While the 38 leaders attending the summit endorsed Konare’s ambitious and costly three-year strategic plan to launch Africa into the 21st century, they stopped short of committing themselves to deliver the financial resources that it will require.

Instead, they agreed that a special AU session should be held later this year so that members could choose which programmes to implement first. Attention would then be given to raising funds for these programmes.

Konare had proposed that the AU’s 53 members pledge 0.5 percent of their national budgets to the organisation.

Key AU institutions that will require substantial funding include a standby force to intervene in humanitarian and natural disasters, and a pan-African parliament that will sit in South Africa.

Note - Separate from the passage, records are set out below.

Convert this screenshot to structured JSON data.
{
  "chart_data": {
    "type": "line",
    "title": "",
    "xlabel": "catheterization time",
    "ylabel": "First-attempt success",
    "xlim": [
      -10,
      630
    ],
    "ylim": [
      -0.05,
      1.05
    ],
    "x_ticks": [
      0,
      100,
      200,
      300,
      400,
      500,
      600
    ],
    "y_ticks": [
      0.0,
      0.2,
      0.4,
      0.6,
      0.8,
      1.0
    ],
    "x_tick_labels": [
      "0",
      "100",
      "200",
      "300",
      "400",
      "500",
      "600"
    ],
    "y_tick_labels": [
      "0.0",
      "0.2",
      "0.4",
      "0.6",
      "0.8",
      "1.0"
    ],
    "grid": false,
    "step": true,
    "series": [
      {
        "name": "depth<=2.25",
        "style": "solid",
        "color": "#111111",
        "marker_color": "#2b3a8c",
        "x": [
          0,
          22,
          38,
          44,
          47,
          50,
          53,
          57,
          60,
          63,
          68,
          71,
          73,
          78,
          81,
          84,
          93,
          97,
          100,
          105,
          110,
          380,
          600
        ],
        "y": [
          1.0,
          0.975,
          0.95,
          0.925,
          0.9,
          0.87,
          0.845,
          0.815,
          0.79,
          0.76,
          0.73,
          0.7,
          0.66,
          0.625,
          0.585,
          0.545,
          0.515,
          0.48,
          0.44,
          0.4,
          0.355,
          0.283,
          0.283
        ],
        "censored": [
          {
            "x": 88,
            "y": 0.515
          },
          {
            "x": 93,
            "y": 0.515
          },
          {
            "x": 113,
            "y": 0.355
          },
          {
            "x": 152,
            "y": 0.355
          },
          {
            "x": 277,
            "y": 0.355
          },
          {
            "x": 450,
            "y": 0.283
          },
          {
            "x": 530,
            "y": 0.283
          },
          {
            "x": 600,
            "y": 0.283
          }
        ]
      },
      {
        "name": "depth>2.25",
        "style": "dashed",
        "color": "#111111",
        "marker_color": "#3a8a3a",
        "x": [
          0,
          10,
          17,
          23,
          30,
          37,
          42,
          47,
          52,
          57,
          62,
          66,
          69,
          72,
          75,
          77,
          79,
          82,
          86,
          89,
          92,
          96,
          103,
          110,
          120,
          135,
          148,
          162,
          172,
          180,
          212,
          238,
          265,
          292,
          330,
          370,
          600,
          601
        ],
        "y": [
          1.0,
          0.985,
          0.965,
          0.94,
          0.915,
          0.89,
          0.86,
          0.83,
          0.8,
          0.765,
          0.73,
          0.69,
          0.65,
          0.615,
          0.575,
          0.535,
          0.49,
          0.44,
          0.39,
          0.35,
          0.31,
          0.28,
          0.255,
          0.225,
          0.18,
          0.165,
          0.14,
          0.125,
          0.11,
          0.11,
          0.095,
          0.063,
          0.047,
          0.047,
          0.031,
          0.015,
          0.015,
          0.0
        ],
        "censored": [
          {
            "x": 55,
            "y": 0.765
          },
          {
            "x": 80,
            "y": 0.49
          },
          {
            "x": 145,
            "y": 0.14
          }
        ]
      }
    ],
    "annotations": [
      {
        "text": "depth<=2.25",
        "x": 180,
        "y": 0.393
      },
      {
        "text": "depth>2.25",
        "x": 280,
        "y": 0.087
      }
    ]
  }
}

The price tag for the intervention force is put at 200 million dollars, while the parliament will cost 30 million dollars. Three million dollars have been budgeted for an African court of justice.

In addition, 600 million dollars would be ploughed over three years into the much-heralded New Partnership for Africa’s Development (NEPAD): an anti-poverty blueprint that seeks to attract more investment to the continent through improved governance.

But, Obasanjo argues that part of the problem facing the continent is the “unfulfilled commitments” of rich nations to provide the resources they have already committed themselves to.

“The list of unfulfilled commitments by our development partners is growing long,” he said at a progress report on NEPAD, on Wednesday.

“Turning around the continent will not happen overnight. As we take each step, let us ensure that each brick we lay is in the right place if we are to build a strong foundation for the future,” he added.

Konare, formerly the president of Mali, also wants to double the number of staff at the AU headquarters in Addis Ababa to make the commission a more effective body. This would raise the commission’s running costs to around 130 million dollars a year, the AU says.

But Desmond Orjiako, spokesman for the AU, rejected claims that a failure to secure funding would sound the death-knell for Konare’s bold agenda.

“The amount should not scare anybody,” he said. “Everybody in principle has accepted the vision, mission and strategic plan. Now our problem is how do we raise the resources?”

“Any scepticism this time, no matter who it comes from, may not work – because we are determined,” he added.